The probability that in the toss of two dice we obtain the sum 7 or 11 is
A) $ \dfrac{1}{6} $
B) $ \dfrac{1}{{18}} $
C) $ \dfrac{2}{9} $
D) $ \dfrac{{23}}{{108}} $

Answer 1

Hint: We will first find the total favorable outcome that has the sum as 7 after that we will find the same for 11 by finding the numbers that are added up to give 11 as outcome.

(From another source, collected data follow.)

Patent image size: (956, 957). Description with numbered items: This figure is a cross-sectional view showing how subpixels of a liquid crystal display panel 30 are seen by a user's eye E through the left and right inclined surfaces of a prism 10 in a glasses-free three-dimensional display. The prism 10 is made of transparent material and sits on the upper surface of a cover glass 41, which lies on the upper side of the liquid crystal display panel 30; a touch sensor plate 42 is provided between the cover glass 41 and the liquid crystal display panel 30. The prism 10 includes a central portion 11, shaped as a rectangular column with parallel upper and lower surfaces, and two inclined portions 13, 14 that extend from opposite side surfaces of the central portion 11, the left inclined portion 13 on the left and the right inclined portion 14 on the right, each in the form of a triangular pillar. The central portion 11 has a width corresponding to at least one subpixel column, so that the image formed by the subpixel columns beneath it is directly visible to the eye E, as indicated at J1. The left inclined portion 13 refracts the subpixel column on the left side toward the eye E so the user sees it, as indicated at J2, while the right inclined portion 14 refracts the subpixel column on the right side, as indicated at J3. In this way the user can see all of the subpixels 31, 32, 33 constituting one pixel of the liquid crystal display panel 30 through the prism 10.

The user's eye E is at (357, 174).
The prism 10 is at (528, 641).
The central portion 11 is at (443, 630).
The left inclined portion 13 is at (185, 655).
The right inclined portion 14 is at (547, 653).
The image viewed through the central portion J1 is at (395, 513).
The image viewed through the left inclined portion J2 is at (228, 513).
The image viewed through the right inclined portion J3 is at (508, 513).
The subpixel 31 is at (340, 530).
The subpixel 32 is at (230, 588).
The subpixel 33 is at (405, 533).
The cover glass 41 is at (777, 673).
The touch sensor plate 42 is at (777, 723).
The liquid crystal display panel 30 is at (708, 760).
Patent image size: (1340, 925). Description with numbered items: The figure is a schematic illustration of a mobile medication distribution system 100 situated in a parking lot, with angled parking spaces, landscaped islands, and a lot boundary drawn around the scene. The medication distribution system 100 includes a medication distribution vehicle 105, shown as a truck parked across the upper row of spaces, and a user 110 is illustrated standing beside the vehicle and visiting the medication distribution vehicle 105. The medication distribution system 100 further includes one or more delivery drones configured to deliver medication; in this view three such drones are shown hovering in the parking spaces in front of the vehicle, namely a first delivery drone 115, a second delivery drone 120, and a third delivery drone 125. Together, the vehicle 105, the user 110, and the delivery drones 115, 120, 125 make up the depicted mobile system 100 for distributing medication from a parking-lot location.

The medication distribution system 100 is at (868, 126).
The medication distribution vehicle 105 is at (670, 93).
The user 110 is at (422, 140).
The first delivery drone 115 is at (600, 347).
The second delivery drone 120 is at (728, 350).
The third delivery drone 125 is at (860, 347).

Then we will add both the outcomes that will be the total number of favorable outcomes and we will use the probability formula that will be the final answer respectively.
Formula used:
Is S is the set of all the outcomes and A is the set of favorable outcomes, then the probability of occurrence of A is given by,
 $ P(A) = \dfrac{{n(A)}}{{n(S)}} $

Complete step-by-step answer:
The possibility of outcomes that we will get while throwing two dices is,
 $ S = \left\{ {(x,y)|x,y = 1,2,3,4,5,6} \right\} $
Let’s list the elements they are $ S = \left\{ \begin{gathered}
  (1,1),(1,2),(1,3),(1,4),(1,5),(1,6), \\
  (2,1),(2,2),(2,3),(2,4),(2,5),(2,6), \\
  (3,1),(3,2),(3,3),(3,4),(3,5),(3,6), \\
  (4,1),(4,2),(4,3),(4,4),(4,5),(4,6), \\
  (5,1),(5,2),(5,3),(5,4),(5,5),(5,6), \\
  (6,1),(6,2),(6,3),(6,4),(6,5),(6,6) \\
\end{gathered} \right\} $
The required outcome according to the question is the sum of outcomes of the dices are 7 or 11
Let set A contains all such outcomes where the sum of outcomes of two die is 7,
So, $ A = \left\{ {(x,y)|x + y = 7} \right\} $
Let’s list the elements,
 $ \Rightarrow A = \left\{ {(1,6),(2,5),(3,4),(4,3),(5,2),(6,1)} \right\} $
Probability of getting sum of outcomes of two die as 7 is,
 $ \Rightarrow P(7) = \dfrac{{n(A)}}{{n(S)}} = \dfrac{6}{{36}} $ --(1)
Let set B contains all such outcomes where the sum of outcomes of two die is 7,
So, $ B = \left\{ {(x,y)|x + y = 11} \right\} $
Let’s list the elements,
 $ \Rightarrow B = \left\{ {(5,6),(6,5)} \right\} $
Probability of getting sum of outcomes of two die as 11 is,
 $ \Rightarrow P(11) = \dfrac{{n(B)}}{{n(S)}} = \dfrac{2}{{36}} $ --(2)
Adding (1) and (2) we get
 $ \Rightarrow P(7) + P(11) = \dfrac{6}{{36}} + \dfrac{2}{{36}} $
 $ \Rightarrow P(7) + P(11) = \dfrac{{6 + 2}}{{36}} = \dfrac{8}{{36}} $
Thus probability of getting sum of outcomes of two die as 11 or 7 is
 $ \Rightarrow P(A) + P(B) = \dfrac{8}{{36}} = \dfrac{2}{9} $
So, the correct answer is “Option C”.

Note: Always remember that in total we have 36 outcomes for 2 dice rolled at a time and for a single dice we have only 6 outcomes. And if probability of occurrence of two events is known then probability of occurrence of any one of them is the sum of probabilities of both of them.